Recently, I was listening to Sakura pray before bedtime and a lesson was stamped onto my heart. Coincidentally, this lesson from my sweet six year old coincided at a time where I have been “working on” a much desirable and equally difficult attitude practice of what you could label as “thankful-living.” Like most humans, I struggle with a lack of true gratefulness for the many blessings that are consistently a part of my everyday in’s and outs.
Sakura closed her eyes and began slowly, “Dear God…
Thank you for today. Thank you for the dinner I ate, and that mommy cooks so good.
Thank you for my family, and for Ronin cause he’s sooooooooo sweet….and cute.

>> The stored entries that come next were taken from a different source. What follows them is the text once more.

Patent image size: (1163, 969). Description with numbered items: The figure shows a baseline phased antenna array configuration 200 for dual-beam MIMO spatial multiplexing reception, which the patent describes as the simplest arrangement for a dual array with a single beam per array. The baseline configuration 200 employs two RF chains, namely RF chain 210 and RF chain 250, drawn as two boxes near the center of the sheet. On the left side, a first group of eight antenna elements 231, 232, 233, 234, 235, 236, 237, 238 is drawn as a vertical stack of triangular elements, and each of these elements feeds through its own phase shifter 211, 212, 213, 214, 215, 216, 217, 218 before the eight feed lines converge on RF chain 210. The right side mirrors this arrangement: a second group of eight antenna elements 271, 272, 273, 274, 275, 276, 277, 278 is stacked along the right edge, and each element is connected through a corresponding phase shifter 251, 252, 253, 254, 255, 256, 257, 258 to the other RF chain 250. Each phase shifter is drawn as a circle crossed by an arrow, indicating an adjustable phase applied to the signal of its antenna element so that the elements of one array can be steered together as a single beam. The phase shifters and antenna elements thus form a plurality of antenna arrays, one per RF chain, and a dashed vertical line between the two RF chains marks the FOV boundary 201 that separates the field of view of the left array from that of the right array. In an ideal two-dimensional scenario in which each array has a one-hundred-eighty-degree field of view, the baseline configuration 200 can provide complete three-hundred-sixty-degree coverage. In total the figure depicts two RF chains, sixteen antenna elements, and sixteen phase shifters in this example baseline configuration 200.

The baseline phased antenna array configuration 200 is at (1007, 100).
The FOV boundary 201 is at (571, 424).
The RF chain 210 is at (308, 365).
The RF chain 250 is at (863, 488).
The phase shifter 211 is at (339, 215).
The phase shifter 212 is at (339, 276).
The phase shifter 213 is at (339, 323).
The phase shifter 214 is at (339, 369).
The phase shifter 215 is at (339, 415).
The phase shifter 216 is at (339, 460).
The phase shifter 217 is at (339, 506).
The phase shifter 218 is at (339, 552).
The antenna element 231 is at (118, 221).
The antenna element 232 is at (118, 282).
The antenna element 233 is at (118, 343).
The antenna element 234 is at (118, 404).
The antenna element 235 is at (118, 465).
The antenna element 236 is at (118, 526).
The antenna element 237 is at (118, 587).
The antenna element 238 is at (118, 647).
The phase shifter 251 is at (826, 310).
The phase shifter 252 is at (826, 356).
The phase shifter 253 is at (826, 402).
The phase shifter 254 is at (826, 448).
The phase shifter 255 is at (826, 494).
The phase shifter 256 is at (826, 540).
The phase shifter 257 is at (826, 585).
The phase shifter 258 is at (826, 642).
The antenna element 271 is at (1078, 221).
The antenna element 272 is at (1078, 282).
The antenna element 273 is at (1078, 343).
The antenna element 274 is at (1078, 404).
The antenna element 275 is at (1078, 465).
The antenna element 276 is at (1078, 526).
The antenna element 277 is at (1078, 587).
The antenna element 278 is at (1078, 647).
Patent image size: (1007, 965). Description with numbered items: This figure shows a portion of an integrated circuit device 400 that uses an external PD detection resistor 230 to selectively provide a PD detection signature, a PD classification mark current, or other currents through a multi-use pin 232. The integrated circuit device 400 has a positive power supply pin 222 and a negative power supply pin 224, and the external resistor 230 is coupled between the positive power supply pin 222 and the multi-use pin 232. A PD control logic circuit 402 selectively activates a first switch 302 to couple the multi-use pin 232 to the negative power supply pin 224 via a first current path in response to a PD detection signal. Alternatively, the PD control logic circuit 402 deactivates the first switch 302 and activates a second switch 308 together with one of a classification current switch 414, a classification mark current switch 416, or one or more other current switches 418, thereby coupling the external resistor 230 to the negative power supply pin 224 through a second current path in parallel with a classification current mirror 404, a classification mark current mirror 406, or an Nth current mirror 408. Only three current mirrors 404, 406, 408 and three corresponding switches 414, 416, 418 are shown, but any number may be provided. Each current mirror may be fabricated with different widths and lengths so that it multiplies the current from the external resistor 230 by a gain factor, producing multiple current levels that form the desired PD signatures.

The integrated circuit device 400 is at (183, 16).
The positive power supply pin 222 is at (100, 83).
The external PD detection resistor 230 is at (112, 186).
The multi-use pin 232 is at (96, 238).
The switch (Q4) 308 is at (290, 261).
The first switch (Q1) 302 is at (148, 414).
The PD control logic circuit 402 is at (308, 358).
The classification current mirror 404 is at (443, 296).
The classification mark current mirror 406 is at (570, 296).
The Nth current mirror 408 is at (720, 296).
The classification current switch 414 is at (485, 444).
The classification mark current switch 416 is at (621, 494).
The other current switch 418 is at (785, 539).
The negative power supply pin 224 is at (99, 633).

Thank you for my teacher, and learning to read…
Thank you for daddy going to Nicrag-o to teach people about Jesus… (she meant Nicaragua, but says it with an Nicarag-O, adorable!), oh yah, help daddy to be safe too on that airplane…and in the water…

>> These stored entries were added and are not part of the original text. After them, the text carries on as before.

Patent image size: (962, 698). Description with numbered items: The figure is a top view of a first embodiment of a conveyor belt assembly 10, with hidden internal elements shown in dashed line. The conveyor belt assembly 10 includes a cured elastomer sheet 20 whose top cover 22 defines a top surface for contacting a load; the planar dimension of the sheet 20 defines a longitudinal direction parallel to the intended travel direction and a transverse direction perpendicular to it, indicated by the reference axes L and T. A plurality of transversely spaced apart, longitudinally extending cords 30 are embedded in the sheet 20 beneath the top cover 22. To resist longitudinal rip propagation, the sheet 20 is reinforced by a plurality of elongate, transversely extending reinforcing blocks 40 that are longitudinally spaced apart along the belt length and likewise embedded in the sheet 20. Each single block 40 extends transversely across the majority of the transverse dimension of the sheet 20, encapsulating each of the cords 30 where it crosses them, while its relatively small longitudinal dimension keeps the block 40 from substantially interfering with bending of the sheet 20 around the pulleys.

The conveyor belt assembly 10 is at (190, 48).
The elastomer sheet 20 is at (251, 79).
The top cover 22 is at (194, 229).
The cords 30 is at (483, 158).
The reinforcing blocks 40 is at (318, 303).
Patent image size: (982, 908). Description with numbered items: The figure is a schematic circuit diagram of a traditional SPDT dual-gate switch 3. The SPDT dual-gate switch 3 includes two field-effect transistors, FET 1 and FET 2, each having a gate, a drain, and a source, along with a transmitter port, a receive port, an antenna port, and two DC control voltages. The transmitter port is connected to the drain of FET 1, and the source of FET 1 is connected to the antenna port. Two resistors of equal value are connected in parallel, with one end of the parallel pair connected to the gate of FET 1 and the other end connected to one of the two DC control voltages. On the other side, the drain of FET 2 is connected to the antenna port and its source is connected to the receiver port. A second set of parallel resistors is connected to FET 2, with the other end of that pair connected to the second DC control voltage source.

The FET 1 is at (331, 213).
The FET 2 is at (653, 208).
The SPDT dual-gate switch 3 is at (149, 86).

Thank you for my toys and all the things you give me….my pencils, my scissors, my paper….” her list continued…numbering off things she was thankful for.
None of them prompted. Just her sweet, childish heart, overwhelmed with gratitude.
I thought to myself, what if I started my prayers with such a connection, such peace, such thankfulness— instead of the “rushed”, get it all in as quickly as I can, method I often approach the Father with?
Oh, I am thankful, I really am. I am tremendously blessed, and daily I praise God for His faithful hand in my world. But it’s an all-inclusive blanketed thank you. Concise. Hastened. Maybe even half-hearted. It’s a “thankful offering” that precedes a list of requests, wants, and needs. It’s what you’re supposed to say before rattling off all you really came to talk to God about.
Frankly, I blame my lack of gratefulness in the fact that I don’t have the time or opportunity to pause and enjoy the daily moments. The days seem to always be in fast forward and hectic chaos, regardless of how well I seem to manage my allotted twenty four hours, most days, I can’t seem to find a balance that is adequate. I long to slow down, but life in the fast lane is my norm. Multi-tasking is a necessity, but, it has become so much more then that. It’s become such a consistent reality that savoring individual moments feels foreign and unproductive.
Sunsets. Sunrises. The collision of colors displayed in the trees as the change of seasons approaches. Cool breezes and warm cozy jackets. Laughter of kids and energetic feet running around upstairs. Squeals and squeaks coming from chubby baby cheeks. The strong arms of my handsome husband, caring for me, loving me, and holding me even in my jammies when I look less then presentable. Just a tiny glimpse, just a small fraction of the many blessings that surround me– Every. Single. Day. Yet, I rarely pause to notice, rarely pause to be thankful, individually, for any of them.
I’ve been reading a book, called, One Thousand Gifts (Ann Vokstamp) that has captivated my attention, challenged my “speed through life approach”, and burdened me with the need to begin to see life’s moments through a new lens. A lens that is not stained with selfishness, ingratitude and a desire for ease– but is rather coated with seeing through the eyes of grace and thankfulness that Jesus possessed. A life brimming with thankfulness towards God, even when it’s hard, even when we face tragic heartbreaks, frustrations, waiting and “unanswered” prayers. Thanking God not only first, but often. Regularly. Not just for the epic huge blessing moments, but for the thousands of itty-bitty daily ones.
Sakura already brims with such gratitude. The cruelty of life has not hardened her heart. The rush of the daily grind has not quickened her pace so much that the moments pass by without notice. Perhaps this is part of what faith like a child entails– slowing down more, looking up constantly, and realizing that all things, all things, come from a wonderful Creator who is so deserving of our praise and thankfulness.